Looking to curb absenteeism, other chronic problems, Memphis invests in data specialists with Gates money

Why are some students consistently absent?

That’s the question more than 30 local school leaders were trying to answer when they gathered last week around tables in a sunlit conference room in Memphis.

Barton Thorne, the principal at Cordova High School, had more than a dozen reasons written down on sticky notes: homelessness, suspensions, and transportation, among them.

Solving problems like chronic absenteeism and disparities in graduation rates and academic progress is the goal of the nearly $1 million philanthropic dollars earmarked for 15 Shelby County schools, including Cordova High. The money will put data analysts inside select middle and high schools, with the intent of helping school leaders make data-driven decisions.

“It’s like principals get [test] results at the end of the year, and they say, ‘Ok, this went well and this went poorly, now on to the next year,’” said Mark Sturgis, executive director of Seeding Success, a Memphis non-profit that led last week’s training and overseeing the data effort. “We should actually figure out why something went well and build on that data throughout the year.”

The idea behind the project is to track current eighth- and ninth-graders at the schools over a 24-month period. The data analysts will work with principals and assistant principals to come up with factors that inhibit student success, such as being chronically out-of-school due to transportation issues. Together, they will come up with a plan to combat the issue, and then they will track the students to see if the plan works.

“The day-to-day work of school leaders is most often about solving the problems of today,” Sturgis said. “The bigger strategy work is secondary, if it happens at all. We’re not bringing in new interventions to the schools, but we are bringing in people to help schools do that long-term strategy work.”

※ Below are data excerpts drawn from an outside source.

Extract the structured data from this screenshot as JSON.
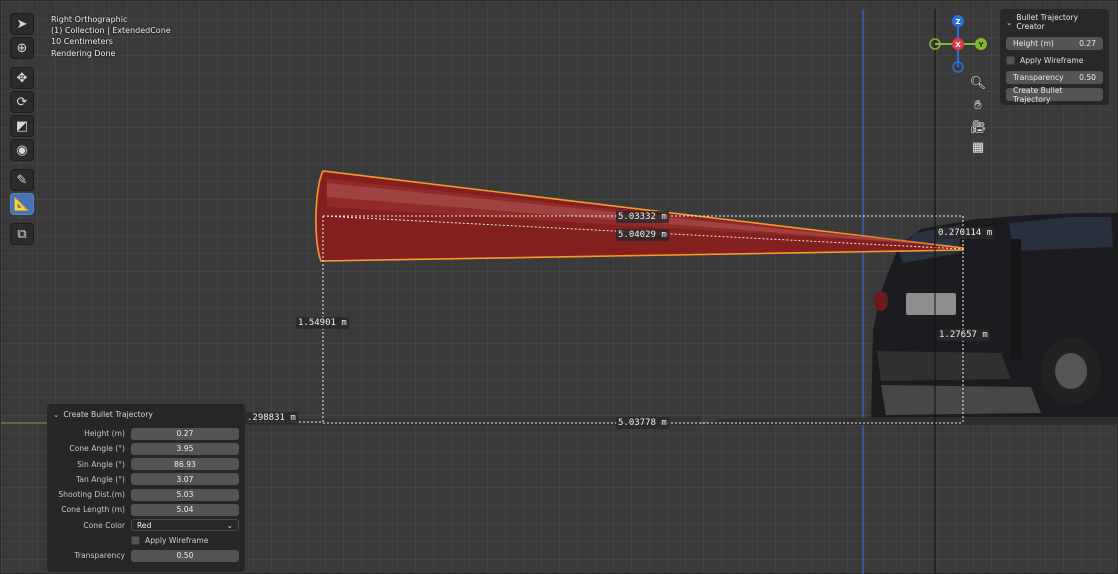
{
  "viewport_info": {
    "view_name": "Right Orthographic",
    "collection": "(1) Collection | ExtendedCone",
    "grid_scale": "10 Centimeters",
    "status": "Rendering Done"
  },
  "toolbar": {
    "tools": [
      {
        "name": "select-box",
        "icon": "cursor-icon",
        "active": false
      },
      {
        "name": "cursor",
        "icon": "crosshair-icon",
        "active": false
      },
      {
        "name": "move",
        "icon": "move-icon",
        "active": false
      },
      {
        "name": "rotate",
        "icon": "rotate-icon",
        "active": false
      },
      {
        "name": "scale",
        "icon": "scale-icon",
        "active": false
      },
      {
        "name": "transform",
        "icon": "transform-icon",
        "active": false
      },
      {
        "name": "annotate",
        "icon": "pencil-icon",
        "active": false
      },
      {
        "name": "measure",
        "icon": "ruler-icon",
        "active": true
      },
      {
        "name": "add-cube",
        "icon": "add-cube-icon",
        "active": false
      }
    ]
  },
  "gizmo": {
    "z_label": "Z",
    "x_label": "X",
    "y_label": "Y",
    "colors": {
      "z": "#2a6fe0",
      "x": "#e0394d",
      "y": "#82b82b"
    }
  },
  "sidebar_panel": {
    "title": "Bullet Trajectory Creator",
    "height_label": "Height (m)",
    "height_value": "0.27",
    "wireframe_label": "Apply Wireframe",
    "transparency_label": "Transparency",
    "transparency_value": "0.50",
    "create_button": "Create Bullet Trajectory"
  },
  "redo_panel": {
    "title": "Create Bullet Trajectory",
    "props": [
      {
        "label": "Height (m)",
        "value": "0.27"
      },
      {
        "label": "Cone Angle (°)",
        "value": "3.95"
      },
      {
        "label": "Sin Angle (°)",
        "value": "86.93"
      },
      {
        "label": "Tan Angle (°)",
        "value": "3.07"
      },
      {
        "label": "Shooting Dist.(m)",
        "value": "5.03"
      },
      {
        "label": "Cone Length (m)",
        "value": "5.04"
      }
    ],
    "cone_color_label": "Cone Color",
    "cone_color_value": "Red",
    "wireframe_label": "Apply Wireframe",
    "transparency_label": "Transparency",
    "transparency_value": "0.50"
  },
  "measurements": {
    "m1": "5.03332 m",
    "m2": "5.04029 m",
    "m3": "0.270114 m",
    "m4": "1.54901 m",
    "m5": "1.27657 m",
    "m6": "5.03778 m",
    "m7": ".298831 m"
  },
  "colors": {
    "cone": "#8a1d1d",
    "cone_outline": "#f39a2a",
    "active_tool": "#4772b3",
    "x_axis": "#3a7ad9",
    "y_axis": "#6e8c3a"
  }
}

Seeding Success, which is part of the StriveTogether national network of cradle-to-career collective impact organizations, is placing five data analysts in the schools. The schools were selected by Shelby County Schools and grouped by feeder pattern or location. Analysts will serve:

  • Germantown High School, Germantown Middle School, Avon Lenox High School
  • Central High School, White Station High School, Bellevue Middle School
  • Kingsbury High School, Bolton High School,Kingsbury Middle School
  • Overton High School, Ridgeway High School, Ridgeway Middle School
  • Highland Oaks Middle School, Southwind High School, Cordova High School

More than half a million in funding is coming from the Bill and Melinda Gates Foundation, as part of a larger $92 million pledge to back various educational initiatives, and $300,000 is coming from International Paper, a Memphis-based Fortune 500 company. (Gates is a funder of Chalkbeat.)

International Paper will also be providing technical support for the schools and data team, Sturgis said, adding that Shelby County Schools has a new data system, but more support is needed to help schools best use it. 

Felicia Everson-Tuggle, director of instructional leadership at Shelby County Schools, is heading up the partnership from the district side. She told the principals and assistant principals gathered last week that the goal of the project is to work with Seeding Success to monitor progress toward school goals throughout the year.

Seeding Success and International Paper leaders pose with a check for $300,000. (Caroline Bauman)

“What are the next goals for improvement? What needs to be adjusted or changed?” Everson-Tuggle asked the group that had gathered for the training. “We don’t want this to just be a check. We want to make sure all of our schools are high-performing next year.”

If this partnership goes well, the hope is to expand it to additional Shelby County schools, Seeding Success leaders said.

Courtney Robinson, who is managing the project for Seeding Success, echoed Everson-Tuggle by telling the group that this partnership will only work with buy-in from school leaders.

“We really want [the data analysts] to be an Aspirin, not a headache,” Robinson said during the meeting. “They will support you all around the data piece and think with you about factors that affect you all every day.”